What’s With All These Vampires and Zombies?
Today is Halloween, a holiday with several meanings. For Christians it’s the eve of All Saints Day; for young adults it’s an excuse for parties; for children it’s the funnest day of the year; for TV programmers it’s the time to schedule one more horror movie marathon.
Anyone who follows popular culture must be aware of the increasing number of vampire and zombie movies and television shows in recent years. For vampire fans, we have Twilight, The Vampire Diaries, and True Blood. For zombie aficionados, we have Death Valley, Dead Set, and Walking Dead. And for those who love the two types equally, there is the new show, Deadliest Warrior, which features face-to-face combat between both groups of the Undead.

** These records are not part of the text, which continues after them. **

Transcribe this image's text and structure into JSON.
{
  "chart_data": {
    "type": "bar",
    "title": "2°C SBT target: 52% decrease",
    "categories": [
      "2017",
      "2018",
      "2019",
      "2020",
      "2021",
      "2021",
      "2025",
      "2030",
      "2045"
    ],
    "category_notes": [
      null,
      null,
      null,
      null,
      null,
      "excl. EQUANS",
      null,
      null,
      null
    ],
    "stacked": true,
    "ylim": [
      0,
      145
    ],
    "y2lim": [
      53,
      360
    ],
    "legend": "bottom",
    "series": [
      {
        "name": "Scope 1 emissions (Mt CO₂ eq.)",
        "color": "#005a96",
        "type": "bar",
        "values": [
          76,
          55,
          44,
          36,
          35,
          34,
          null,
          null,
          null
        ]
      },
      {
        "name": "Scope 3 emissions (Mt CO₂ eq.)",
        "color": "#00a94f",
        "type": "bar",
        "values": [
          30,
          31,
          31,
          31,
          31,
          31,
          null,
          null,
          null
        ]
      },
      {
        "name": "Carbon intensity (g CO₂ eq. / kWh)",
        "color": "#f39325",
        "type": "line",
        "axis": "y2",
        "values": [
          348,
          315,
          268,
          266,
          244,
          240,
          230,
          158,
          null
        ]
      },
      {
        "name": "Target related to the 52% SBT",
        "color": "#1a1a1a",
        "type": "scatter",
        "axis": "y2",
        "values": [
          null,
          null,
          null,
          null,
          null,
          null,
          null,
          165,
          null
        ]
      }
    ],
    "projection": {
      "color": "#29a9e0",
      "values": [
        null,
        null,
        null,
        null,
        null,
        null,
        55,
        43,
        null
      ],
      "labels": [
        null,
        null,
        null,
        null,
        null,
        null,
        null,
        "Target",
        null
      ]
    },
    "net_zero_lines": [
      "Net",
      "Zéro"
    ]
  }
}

Word has it that vampires are fading and zombies gaining the upper hand these days. However we understand their relative cultural power, though, it’s clear that this pervasive fixation on the Undead is saying something that we need to hear. Why do so many people in our world find that tales of vampires and zombies provide them meaningful parables of life and death?
Vampires come to us from medieval Eastern Europe, and it doesn’t take a genius to see how Balkan peasants would have made up stories about local nobility who were figuratively and literally bleeding them dry. Remember that Dracula is a nobleman, a count; he’s a representative of the elite who exacted blood and money from those who lived in fealty to them. In more modern accounts, vampires have morphed into scary monsters (the Dracula movies) and then into Romantic figures living beyond the grave.

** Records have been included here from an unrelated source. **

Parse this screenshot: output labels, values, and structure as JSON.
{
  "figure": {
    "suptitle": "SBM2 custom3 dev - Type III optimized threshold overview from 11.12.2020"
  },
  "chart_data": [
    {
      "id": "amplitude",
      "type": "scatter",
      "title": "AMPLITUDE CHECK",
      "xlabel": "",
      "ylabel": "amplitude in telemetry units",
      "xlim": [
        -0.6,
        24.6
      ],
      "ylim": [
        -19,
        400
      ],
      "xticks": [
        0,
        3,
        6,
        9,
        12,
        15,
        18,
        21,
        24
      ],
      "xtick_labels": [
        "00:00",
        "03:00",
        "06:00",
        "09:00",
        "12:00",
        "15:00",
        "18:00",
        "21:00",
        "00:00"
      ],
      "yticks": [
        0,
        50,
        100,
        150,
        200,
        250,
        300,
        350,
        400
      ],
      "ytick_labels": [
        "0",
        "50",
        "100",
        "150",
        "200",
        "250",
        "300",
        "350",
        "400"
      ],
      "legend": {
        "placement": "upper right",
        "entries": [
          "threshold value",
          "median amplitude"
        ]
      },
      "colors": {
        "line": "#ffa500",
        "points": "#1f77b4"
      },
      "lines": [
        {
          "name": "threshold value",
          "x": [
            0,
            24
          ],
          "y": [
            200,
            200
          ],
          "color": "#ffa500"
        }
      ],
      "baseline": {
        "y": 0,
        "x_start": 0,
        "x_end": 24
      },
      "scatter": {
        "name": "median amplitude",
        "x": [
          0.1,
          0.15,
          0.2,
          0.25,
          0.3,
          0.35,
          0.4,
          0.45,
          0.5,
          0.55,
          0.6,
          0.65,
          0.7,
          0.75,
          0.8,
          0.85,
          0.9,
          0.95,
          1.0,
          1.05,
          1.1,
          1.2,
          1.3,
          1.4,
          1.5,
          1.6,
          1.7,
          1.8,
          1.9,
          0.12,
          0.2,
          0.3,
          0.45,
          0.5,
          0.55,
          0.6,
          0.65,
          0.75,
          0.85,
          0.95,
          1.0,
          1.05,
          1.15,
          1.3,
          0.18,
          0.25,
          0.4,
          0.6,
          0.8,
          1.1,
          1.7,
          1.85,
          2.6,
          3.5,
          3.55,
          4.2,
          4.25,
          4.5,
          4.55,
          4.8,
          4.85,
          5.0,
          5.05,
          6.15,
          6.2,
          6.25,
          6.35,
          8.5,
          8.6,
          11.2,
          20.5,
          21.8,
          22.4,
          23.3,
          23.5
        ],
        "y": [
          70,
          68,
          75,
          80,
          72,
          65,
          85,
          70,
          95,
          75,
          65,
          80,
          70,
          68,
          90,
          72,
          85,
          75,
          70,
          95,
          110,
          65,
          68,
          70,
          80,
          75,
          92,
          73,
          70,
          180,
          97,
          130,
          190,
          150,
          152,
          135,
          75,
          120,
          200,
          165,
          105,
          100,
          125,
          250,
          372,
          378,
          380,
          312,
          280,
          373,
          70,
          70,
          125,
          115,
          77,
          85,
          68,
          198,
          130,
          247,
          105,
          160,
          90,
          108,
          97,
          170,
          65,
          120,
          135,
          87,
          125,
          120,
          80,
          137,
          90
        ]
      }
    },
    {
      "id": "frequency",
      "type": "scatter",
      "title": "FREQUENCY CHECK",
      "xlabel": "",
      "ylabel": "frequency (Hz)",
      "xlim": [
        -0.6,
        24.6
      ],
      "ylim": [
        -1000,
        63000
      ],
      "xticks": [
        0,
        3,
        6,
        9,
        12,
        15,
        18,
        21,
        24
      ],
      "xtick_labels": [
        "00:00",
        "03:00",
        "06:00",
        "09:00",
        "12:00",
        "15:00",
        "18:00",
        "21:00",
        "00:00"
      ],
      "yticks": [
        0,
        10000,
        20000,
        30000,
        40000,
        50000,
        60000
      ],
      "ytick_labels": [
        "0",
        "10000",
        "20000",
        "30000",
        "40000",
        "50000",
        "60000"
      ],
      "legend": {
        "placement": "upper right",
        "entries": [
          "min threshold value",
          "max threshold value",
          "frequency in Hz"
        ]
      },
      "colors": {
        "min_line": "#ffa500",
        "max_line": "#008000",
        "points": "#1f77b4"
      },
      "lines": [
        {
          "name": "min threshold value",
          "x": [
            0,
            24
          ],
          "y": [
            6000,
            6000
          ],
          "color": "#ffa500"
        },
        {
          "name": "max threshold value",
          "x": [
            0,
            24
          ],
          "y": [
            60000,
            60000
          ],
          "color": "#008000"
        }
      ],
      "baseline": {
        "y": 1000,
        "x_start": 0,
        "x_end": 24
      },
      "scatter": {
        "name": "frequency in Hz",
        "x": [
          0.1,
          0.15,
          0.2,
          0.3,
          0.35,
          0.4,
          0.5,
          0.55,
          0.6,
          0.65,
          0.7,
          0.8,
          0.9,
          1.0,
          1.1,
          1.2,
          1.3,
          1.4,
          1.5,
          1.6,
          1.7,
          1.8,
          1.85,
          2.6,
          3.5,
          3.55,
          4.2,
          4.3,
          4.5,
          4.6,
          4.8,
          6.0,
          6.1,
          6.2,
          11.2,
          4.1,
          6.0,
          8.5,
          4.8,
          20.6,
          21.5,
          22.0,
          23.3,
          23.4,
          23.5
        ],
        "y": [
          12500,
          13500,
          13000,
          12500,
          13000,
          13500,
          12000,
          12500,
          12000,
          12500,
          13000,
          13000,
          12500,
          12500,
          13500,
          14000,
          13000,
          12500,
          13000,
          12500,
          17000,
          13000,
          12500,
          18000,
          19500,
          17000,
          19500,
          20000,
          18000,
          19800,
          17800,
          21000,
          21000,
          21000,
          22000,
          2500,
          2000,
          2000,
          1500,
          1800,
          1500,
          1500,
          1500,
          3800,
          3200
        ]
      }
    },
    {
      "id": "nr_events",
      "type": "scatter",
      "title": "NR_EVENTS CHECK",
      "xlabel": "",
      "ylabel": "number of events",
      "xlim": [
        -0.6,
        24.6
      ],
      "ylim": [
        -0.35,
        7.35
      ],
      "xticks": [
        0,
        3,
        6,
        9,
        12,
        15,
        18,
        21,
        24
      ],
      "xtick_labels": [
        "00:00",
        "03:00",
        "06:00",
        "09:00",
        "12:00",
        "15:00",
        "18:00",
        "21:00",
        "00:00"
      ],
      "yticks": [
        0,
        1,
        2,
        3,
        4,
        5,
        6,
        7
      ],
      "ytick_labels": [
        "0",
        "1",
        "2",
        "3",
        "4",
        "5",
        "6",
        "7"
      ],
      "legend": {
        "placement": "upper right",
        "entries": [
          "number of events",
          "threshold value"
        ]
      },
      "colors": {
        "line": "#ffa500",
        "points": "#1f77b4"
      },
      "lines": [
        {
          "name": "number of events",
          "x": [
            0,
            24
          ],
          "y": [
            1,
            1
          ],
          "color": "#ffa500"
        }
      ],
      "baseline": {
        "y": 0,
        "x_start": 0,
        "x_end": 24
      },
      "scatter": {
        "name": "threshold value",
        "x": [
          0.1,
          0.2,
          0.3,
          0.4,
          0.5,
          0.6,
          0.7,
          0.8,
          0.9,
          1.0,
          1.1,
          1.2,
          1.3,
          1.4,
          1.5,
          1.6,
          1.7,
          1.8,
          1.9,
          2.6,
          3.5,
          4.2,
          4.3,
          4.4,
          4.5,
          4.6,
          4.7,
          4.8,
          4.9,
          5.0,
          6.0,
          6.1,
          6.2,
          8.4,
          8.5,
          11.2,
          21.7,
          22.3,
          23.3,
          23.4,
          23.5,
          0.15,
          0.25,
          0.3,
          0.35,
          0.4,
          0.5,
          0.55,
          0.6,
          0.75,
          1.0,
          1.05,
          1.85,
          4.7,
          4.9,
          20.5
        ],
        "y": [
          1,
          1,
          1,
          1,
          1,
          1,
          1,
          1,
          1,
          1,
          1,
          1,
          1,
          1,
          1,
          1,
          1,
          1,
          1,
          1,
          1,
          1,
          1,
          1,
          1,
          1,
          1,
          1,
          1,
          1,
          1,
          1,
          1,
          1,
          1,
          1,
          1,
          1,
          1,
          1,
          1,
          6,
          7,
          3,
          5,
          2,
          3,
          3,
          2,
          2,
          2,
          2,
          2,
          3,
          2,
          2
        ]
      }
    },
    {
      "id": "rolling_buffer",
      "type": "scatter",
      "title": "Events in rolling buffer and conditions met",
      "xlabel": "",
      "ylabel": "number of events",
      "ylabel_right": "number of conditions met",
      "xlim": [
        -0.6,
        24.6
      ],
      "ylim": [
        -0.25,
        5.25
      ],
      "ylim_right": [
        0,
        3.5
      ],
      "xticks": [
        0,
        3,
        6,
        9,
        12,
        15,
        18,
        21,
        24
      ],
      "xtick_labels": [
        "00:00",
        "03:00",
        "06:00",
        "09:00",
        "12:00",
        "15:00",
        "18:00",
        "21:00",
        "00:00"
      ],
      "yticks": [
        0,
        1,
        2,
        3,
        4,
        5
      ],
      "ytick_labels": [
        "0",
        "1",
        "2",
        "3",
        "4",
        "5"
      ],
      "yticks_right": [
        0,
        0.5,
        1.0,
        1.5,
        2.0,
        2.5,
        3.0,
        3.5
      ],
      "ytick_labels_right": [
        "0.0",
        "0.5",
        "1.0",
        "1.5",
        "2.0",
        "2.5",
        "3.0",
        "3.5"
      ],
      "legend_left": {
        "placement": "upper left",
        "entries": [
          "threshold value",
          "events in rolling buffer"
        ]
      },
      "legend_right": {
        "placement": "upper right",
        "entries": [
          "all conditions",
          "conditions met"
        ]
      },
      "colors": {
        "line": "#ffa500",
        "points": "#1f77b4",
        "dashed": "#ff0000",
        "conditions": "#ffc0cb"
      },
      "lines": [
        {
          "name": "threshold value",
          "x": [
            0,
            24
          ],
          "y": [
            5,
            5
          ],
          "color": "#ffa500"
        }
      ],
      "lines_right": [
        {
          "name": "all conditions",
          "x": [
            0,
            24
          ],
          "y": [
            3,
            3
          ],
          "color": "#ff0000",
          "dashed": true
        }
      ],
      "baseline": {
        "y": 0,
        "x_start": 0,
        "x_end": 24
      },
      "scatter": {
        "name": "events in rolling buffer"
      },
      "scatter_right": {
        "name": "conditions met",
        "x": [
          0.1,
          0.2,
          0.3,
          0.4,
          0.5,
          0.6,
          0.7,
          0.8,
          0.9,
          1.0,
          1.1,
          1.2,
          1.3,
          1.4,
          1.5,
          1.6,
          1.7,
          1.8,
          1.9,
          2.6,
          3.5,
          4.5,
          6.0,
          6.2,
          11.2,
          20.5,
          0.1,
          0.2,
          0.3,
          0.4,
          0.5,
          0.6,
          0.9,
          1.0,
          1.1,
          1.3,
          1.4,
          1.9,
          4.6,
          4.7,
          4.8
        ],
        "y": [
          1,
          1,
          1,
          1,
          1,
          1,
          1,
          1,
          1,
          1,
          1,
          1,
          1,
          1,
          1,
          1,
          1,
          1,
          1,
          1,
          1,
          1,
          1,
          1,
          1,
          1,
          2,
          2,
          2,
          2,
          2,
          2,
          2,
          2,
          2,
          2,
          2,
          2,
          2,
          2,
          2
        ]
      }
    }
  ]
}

Zombies derive from West African and Haitian varieties of Voodoo. Originally, zombies were those who had subjugated their will to a more powerful figure and existed thereafter to do that person’s bidding. In contemporary culture zombies have become emblems of the breakdown of civilization, traveling in hordes preying on the living and eventually turning the entire population into flesh-eating zombies. If the vampires were figurative predators, zombies were metaphorical prey. Either way, they projected images of power and its abuses.
However you think of vampires and zombies, their resurgence in the 21st century suggests some pervasive cultural worries that should make us people of faith take note. While vampires may live beyond the grave, their ongoing existence doesn’t seem to resemble what Christians would understand as resurrection. That younger people find vampires to be symbols of everlasting love should signal to us that the young don’t know much about the Christian hope. And the kind of disintegration the zombies usher in feels like a parodic vision of Armageddon: in zombie land, the world ends in an orgy of mutual predatory destruction, but it does not usher in the City of God.

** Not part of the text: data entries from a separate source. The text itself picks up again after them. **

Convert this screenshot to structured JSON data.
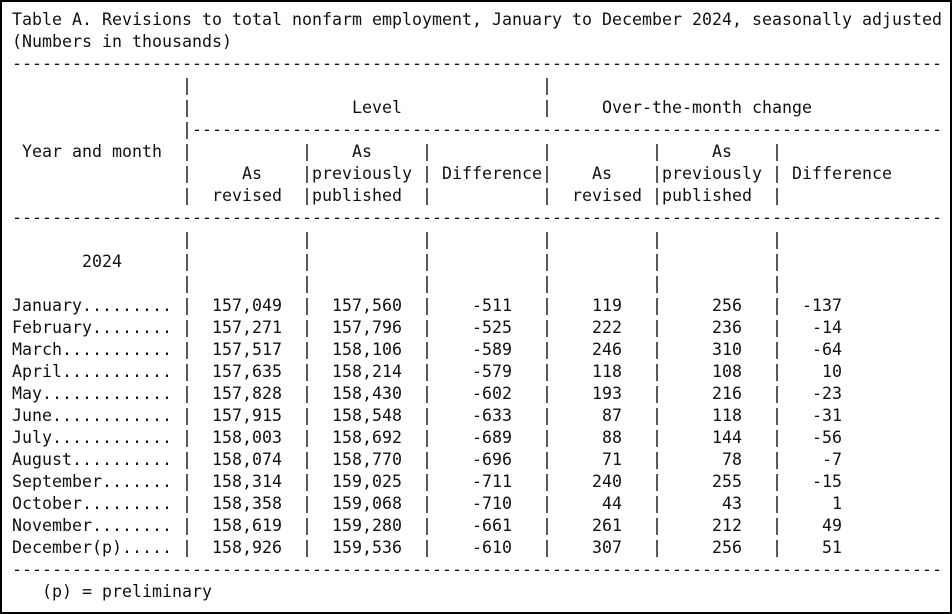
{
  "title": {
    "line1": "Table A. Revisions to total nonfarm employment, January to December 2024, seasonally adjusted",
    "line2": "(Numbers in thousands)"
  },
  "headers": {
    "year_and_month": "Year and month",
    "level_group": "Level",
    "otm_group": "Over-the-month change",
    "sub_as_revised": "As revised",
    "sub_as_previously_published": "As previously published",
    "sub_difference": "Difference"
  },
  "year_label": "2024",
  "rows": [
    {
      "month": "January.........",
      "level_revised": "157,049",
      "level_published": "157,560",
      "level_difference": "-511",
      "otm_revised": "119",
      "otm_published": "256",
      "otm_difference": "-137"
    },
    {
      "month": "February........",
      "level_revised": "157,271",
      "level_published": "157,796",
      "level_difference": "-525",
      "otm_revised": "222",
      "otm_published": "236",
      "otm_difference": "-14"
    },
    {
      "month": "March...........",
      "level_revised": "157,517",
      "level_published": "158,106",
      "level_difference": "-589",
      "otm_revised": "246",
      "otm_published": "310",
      "otm_difference": "-64"
    },
    {
      "month": "April...........",
      "level_revised": "157,635",
      "level_published": "158,214",
      "level_difference": "-579",
      "otm_revised": "118",
      "otm_published": "108",
      "otm_difference": "10"
    },
    {
      "month": "May.............",
      "level_revised": "157,828",
      "level_published": "158,430",
      "level_difference": "-602",
      "otm_revised": "193",
      "otm_published": "216",
      "otm_difference": "-23"
    },
    {
      "month": "June............",
      "level_revised": "157,915",
      "level_published": "158,548",
      "level_difference": "-633",
      "otm_revised": "87",
      "otm_published": "118",
      "otm_difference": "-31"
    },
    {
      "month": "July............",
      "level_revised": "158,003",
      "level_published": "158,692",
      "level_difference": "-689",
      "otm_revised": "88",
      "otm_published": "144",
      "otm_difference": "-56"
    },
    {
      "month": "August..........",
      "level_revised": "158,074",
      "level_published": "158,770",
      "level_difference": "-696",
      "otm_revised": "71",
      "otm_published": "78",
      "otm_difference": "-7"
    },
    {
      "month": "September.......",
      "level_revised": "158,314",
      "level_published": "159,025",
      "level_difference": "-711",
      "otm_revised": "240",
      "otm_published": "255",
      "otm_difference": "-15"
    },
    {
      "month": "October.........",
      "level_revised": "158,358",
      "level_published": "159,068",
      "level_difference": "-710",
      "otm_revised": "44",
      "otm_published": "43",
      "otm_difference": "1"
    },
    {
      "month": "November........",
      "level_revised": "158,619",
      "level_published": "159,280",
      "level_difference": "-661",
      "otm_revised": "261",
      "otm_published": "212",
      "otm_difference": "49"
    },
    {
      "month": "December(p).....",
      "level_revised": "158,926",
      "level_published": "159,536",
      "level_difference": "-610",
      "otm_revised": "307",
      "otm_published": "256",
      "otm_difference": "51"
    }
  ],
  "footnote": "(p) = preliminary",
  "text_color": "#111111",
  "background_color": "#ffffff"
}
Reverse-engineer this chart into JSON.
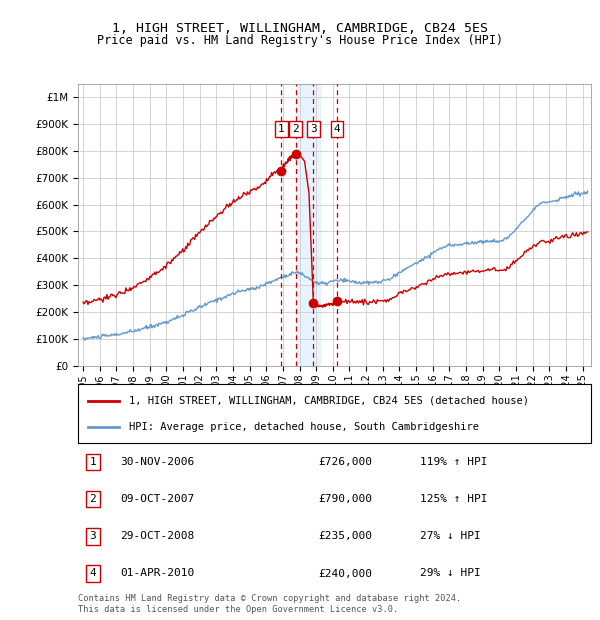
{
  "title": "1, HIGH STREET, WILLINGHAM, CAMBRIDGE, CB24 5ES",
  "subtitle": "Price paid vs. HM Land Registry's House Price Index (HPI)",
  "hpi_label": "HPI: Average price, detached house, South Cambridgeshire",
  "price_label": "1, HIGH STREET, WILLINGHAM, CAMBRIDGE, CB24 5ES (detached house)",
  "footer1": "Contains HM Land Registry data © Crown copyright and database right 2024.",
  "footer2": "This data is licensed under the Open Government Licence v3.0.",
  "transactions": [
    {
      "num": 1,
      "date": "30-NOV-2006",
      "price": 726000,
      "pct": "119%",
      "dir": "↑"
    },
    {
      "num": 2,
      "date": "09-OCT-2007",
      "price": 790000,
      "pct": "125%",
      "dir": "↑"
    },
    {
      "num": 3,
      "date": "29-OCT-2008",
      "price": 235000,
      "pct": "27%",
      "dir": "↓"
    },
    {
      "num": 4,
      "date": "01-APR-2010",
      "price": 240000,
      "pct": "29%",
      "dir": "↓"
    }
  ],
  "transaction_dates_decimal": [
    2006.917,
    2007.775,
    2008.831,
    2010.25
  ],
  "transaction_prices": [
    726000,
    790000,
    235000,
    240000
  ],
  "shade_start": 2007.775,
  "shade_end": 2009.25,
  "ylim": [
    0,
    1050000
  ],
  "xlim_start": 1994.7,
  "xlim_end": 2025.5,
  "price_color": "#cc0000",
  "hpi_color": "#6699cc",
  "bg_color": "#ffffff",
  "grid_color": "#cccccc",
  "hpi_anchors": [
    [
      1995.0,
      100000
    ],
    [
      1996.0,
      108000
    ],
    [
      1997.0,
      116000
    ],
    [
      1998.0,
      128000
    ],
    [
      1999.0,
      145000
    ],
    [
      2000.0,
      163000
    ],
    [
      2001.0,
      188000
    ],
    [
      2002.0,
      218000
    ],
    [
      2003.0,
      245000
    ],
    [
      2004.0,
      268000
    ],
    [
      2004.5,
      278000
    ],
    [
      2005.0,
      285000
    ],
    [
      2005.5,
      292000
    ],
    [
      2006.0,
      305000
    ],
    [
      2006.5,
      318000
    ],
    [
      2007.0,
      332000
    ],
    [
      2007.75,
      348000
    ],
    [
      2008.0,
      345000
    ],
    [
      2008.5,
      328000
    ],
    [
      2009.0,
      308000
    ],
    [
      2009.5,
      305000
    ],
    [
      2010.0,
      315000
    ],
    [
      2010.5,
      318000
    ],
    [
      2011.0,
      315000
    ],
    [
      2011.5,
      310000
    ],
    [
      2012.0,
      308000
    ],
    [
      2012.5,
      310000
    ],
    [
      2013.0,
      315000
    ],
    [
      2013.5,
      325000
    ],
    [
      2014.0,
      348000
    ],
    [
      2014.5,
      365000
    ],
    [
      2015.0,
      382000
    ],
    [
      2015.5,
      400000
    ],
    [
      2016.0,
      420000
    ],
    [
      2016.5,
      438000
    ],
    [
      2017.0,
      448000
    ],
    [
      2017.5,
      452000
    ],
    [
      2018.0,
      455000
    ],
    [
      2018.5,
      458000
    ],
    [
      2019.0,
      462000
    ],
    [
      2019.5,
      465000
    ],
    [
      2020.0,
      462000
    ],
    [
      2020.5,
      475000
    ],
    [
      2021.0,
      510000
    ],
    [
      2021.5,
      545000
    ],
    [
      2022.0,
      580000
    ],
    [
      2022.5,
      605000
    ],
    [
      2023.0,
      610000
    ],
    [
      2023.5,
      618000
    ],
    [
      2024.0,
      628000
    ],
    [
      2024.5,
      638000
    ],
    [
      2025.3,
      645000
    ]
  ],
  "price_anchors_pre1": [
    [
      1995.0,
      228000
    ],
    [
      1996.0,
      246000
    ],
    [
      1997.0,
      264000
    ],
    [
      1998.0,
      292000
    ],
    [
      1999.0,
      330000
    ],
    [
      2000.0,
      371000
    ],
    [
      2001.0,
      427000
    ],
    [
      2002.0,
      495000
    ],
    [
      2003.0,
      556000
    ],
    [
      2004.0,
      609000
    ],
    [
      2004.5,
      631000
    ],
    [
      2005.0,
      647000
    ],
    [
      2005.5,
      663000
    ],
    [
      2006.0,
      692000
    ],
    [
      2006.5,
      722000
    ],
    [
      2006.917,
      726000
    ]
  ],
  "price_anchors_1to2": [
    [
      2006.917,
      726000
    ],
    [
      2007.0,
      740000
    ],
    [
      2007.25,
      758000
    ],
    [
      2007.5,
      775000
    ],
    [
      2007.775,
      790000
    ]
  ],
  "price_anchors_2to3": [
    [
      2007.775,
      790000
    ],
    [
      2008.0,
      785000
    ],
    [
      2008.5,
      747000
    ],
    [
      2008.831,
      235000
    ]
  ],
  "price_anchors_3to4": [
    [
      2008.831,
      235000
    ],
    [
      2009.0,
      224000
    ],
    [
      2009.25,
      222000
    ],
    [
      2009.5,
      224000
    ],
    [
      2009.75,
      228000
    ],
    [
      2010.0,
      232000
    ],
    [
      2010.25,
      240000
    ]
  ],
  "price_anchors_post4": [
    [
      2010.25,
      240000
    ],
    [
      2011.0,
      240000
    ],
    [
      2011.5,
      238000
    ],
    [
      2012.0,
      236000
    ],
    [
      2012.5,
      238000
    ],
    [
      2013.0,
      242000
    ],
    [
      2013.5,
      250000
    ],
    [
      2014.0,
      267000
    ],
    [
      2014.5,
      280000
    ],
    [
      2015.0,
      293000
    ],
    [
      2015.5,
      307000
    ],
    [
      2016.0,
      322000
    ],
    [
      2016.5,
      336000
    ],
    [
      2017.0,
      344000
    ],
    [
      2017.5,
      347000
    ],
    [
      2018.0,
      349000
    ],
    [
      2018.5,
      351000
    ],
    [
      2019.0,
      354000
    ],
    [
      2019.5,
      357000
    ],
    [
      2020.0,
      354000
    ],
    [
      2020.5,
      364000
    ],
    [
      2021.0,
      391000
    ],
    [
      2021.5,
      418000
    ],
    [
      2022.0,
      445000
    ],
    [
      2022.5,
      464000
    ],
    [
      2023.0,
      468000
    ],
    [
      2023.5,
      474000
    ],
    [
      2024.0,
      482000
    ],
    [
      2024.5,
      489000
    ],
    [
      2025.3,
      495000
    ]
  ]
}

In the 1930’s horror movies spoke to a shared experience of economic devastation. In the 1950s they expressed anxiety about living in the nuclear age. In the 21st century, the resurgence of vampire and zombie drama suggests another era of cultural dis-ease. Vampires live forever with romantic but without divine love. Zombies bring about social destruction that suggests judgment without redemption. Both visions tell us that many younger people experience the world as a predatory place. They see themselves hanging on in a world with little hope of joy or peace.
As Halloween modulates into All Saints’ Day, those of us who follow Jesus need to remember a couple of things. We should remember what the Christian hope really is. It’s a hope of resurrected life in Christ that redeems and transforms our lives and the world’s. We should proclaim that hope to a culture that confuses the vampire existence with eternal life. We should also remember that we share our world with people who increasingly find it a fearful and hostile place. What kind of a picture of God and human destiny are we in our witness showing to the world? What kind of comfort, care, and ministry are we providing for those who find life a frightening enterprise?
Vampires and zombies are abroad in our culture as signs of the pains and fears you and I as God’s loving agents should be attending to. They’re not just harmless monsters. They stand for what upcoming generations fear and dread the most. If we have eyes to see and ears to hear, we’ll let these creatures alert us to opportunities for love, service, and the proclamation of good news.
So much for my amateur cultural theoretics; take them for what they’re worth. Sometime I’ll share my thoughts (and strategies) on Angry Birds! Happy Halloween. And, more importantly, Happy All Saints’ Day.